Sunday, November 11, 2007

New Direction in Research

While working on my annotated bibliographies I thought of a good angle on my topic. Initially I wanted to stay away from content, but now I'm thinking that there's more to content than I initially thought. First I was most interested in the idea that the actual act of TV watching is detrimental to early childhood development, but the only support I could find for this position was not backed up by research. A lot of people feel this way but as far as I can tell it hasn't been proven.

So, then I thought about looking into a specific developmental theory (Piaget's on stages of intellectual development) and applying it to television. While I still may be able to do something with this, I'm finding it difficult to find relevant sources without sifting through tons of stuff.

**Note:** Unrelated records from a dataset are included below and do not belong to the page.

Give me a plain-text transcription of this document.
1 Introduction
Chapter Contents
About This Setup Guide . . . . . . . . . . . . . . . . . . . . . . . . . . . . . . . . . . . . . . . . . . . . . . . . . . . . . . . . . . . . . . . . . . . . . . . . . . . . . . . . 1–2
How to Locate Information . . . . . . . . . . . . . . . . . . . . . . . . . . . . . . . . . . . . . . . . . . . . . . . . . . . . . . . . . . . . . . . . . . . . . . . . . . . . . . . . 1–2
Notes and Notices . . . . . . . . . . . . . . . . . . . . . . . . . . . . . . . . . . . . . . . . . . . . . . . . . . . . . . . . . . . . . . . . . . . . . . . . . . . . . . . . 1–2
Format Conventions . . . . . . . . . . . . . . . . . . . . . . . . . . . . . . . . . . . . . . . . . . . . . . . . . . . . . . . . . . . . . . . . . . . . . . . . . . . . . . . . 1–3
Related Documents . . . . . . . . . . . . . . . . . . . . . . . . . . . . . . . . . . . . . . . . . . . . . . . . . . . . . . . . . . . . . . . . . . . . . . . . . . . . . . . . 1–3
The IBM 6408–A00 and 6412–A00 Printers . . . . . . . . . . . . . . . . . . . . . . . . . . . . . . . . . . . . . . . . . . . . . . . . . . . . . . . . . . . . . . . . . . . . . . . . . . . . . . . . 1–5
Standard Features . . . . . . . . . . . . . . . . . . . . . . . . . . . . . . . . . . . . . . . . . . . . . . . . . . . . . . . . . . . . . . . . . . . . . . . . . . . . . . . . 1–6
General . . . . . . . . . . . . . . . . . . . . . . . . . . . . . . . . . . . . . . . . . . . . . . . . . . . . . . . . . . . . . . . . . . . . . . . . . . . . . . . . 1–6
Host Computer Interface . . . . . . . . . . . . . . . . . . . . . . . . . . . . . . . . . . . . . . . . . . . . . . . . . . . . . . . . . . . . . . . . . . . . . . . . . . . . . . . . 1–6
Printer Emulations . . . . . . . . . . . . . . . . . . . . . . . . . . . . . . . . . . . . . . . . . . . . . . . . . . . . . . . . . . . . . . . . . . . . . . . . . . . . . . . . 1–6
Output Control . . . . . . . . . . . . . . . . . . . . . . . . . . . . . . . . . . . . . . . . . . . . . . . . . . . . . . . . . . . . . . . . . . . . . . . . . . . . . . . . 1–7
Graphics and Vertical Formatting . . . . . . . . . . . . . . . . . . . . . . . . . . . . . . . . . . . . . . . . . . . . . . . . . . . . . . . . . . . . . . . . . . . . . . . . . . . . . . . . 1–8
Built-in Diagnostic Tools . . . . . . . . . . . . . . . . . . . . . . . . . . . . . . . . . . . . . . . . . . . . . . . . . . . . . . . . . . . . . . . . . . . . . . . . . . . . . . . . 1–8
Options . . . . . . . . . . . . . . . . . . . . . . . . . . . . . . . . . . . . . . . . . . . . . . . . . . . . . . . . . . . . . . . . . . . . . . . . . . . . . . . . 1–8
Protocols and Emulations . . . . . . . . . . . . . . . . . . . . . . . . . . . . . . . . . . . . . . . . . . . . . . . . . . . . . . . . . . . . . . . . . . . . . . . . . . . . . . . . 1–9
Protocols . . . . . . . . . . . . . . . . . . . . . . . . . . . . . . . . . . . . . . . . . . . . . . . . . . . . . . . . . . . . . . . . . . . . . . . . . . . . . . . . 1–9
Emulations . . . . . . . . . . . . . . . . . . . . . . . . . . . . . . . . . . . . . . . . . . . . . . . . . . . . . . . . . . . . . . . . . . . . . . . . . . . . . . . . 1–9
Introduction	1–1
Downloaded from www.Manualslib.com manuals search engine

Recently my research led me to differences in perception by age, gender, class, etc... and how that relates to differences in understanding of material presented through TV. One of the more interesting facts I found is that information presented very quickly in short snippets is much more entertaining than information presented coherently and at a slower rate. On the other hand, slow coherent presentations of information lead to much higher rates of absorption and retention of material than the faster, more entertaining version. It occurs to me that this leads to a conflict of interests for providers of television content; Is their goal to entertain or to educate? The content and presentation of the program should be very different based on the goal here. My instinct tells me that no matter how interested programming companies are in educating our youth, they are not interested enough to potentially lose money in the process. But in order to focus on education the shows would need to be made less interesting, less appealing to the audience. I think that the absence today of shows like Mr. Roger's Neighborhood and the prevalence of faster paced shows like Sesame Street or ... whatever else kids are watching these days (Cayden doesn't watch TV... so I don't know :-) backs up my instinctual feeling that education is low on the list of priorities for programmers of children's video material. If that's the case than content is a huge factor. If the content is universally contradictory to what is best for children at any given developmental stage then regardless of the content, it is bad for the child... right? Then maybe I can make an argument that the act of television watching is inherently bad for the child.

Thanks for your comment on my last post. Are you doing your dissertation on educating through video games? This idea would apply to that in the same way... in order to fully allow for optimal learning, the material would need to be presenting slowly and coherently. But that would make for a boring game to play! So if it's not optimal for learning than are children wasting time playing when they could be learning it more productively somewhere else?

Since I got into this topic late, I'm a feeling a little behind in developing a concrete topic and sticking with it, but at least I'm moving forward. The annotated biblio assignment is helping. So, what do you think about my progress and do you think this is a good tree to climb?

1 comment:

Leo C said...

The tv production is a direction on its own, public broadcasting companies are obligated to do certain amount of education programming. It's usually ratings first, education second. You could frame it toward educational qualities or lack of, of public education programming if that interests you.

The other thing is that learning and education is not necessarily the same thing. We learn regardless of whether the object learned can be deemed educational or not.

I'm not well versed on child development, but mimicry based on their surroundings seems to be a common way for toddlers to learn new things. They make pickup things based on people around them, or in case of tv, based on their interpretation of the moving images etc.

How activity x can be bad, or good, is not the best spot to focus on. What's the determining metric of good or bad? There's also the difference between short and long term measures. Much of this area would fall under the research of media effects and some developmental psych.

for the most part, best advice is to do some skim-reading of materials on the subject, see where that takes you. It's not really too late, things move really fast when you get to a focus.

yea it's one of the components of my dissertation work.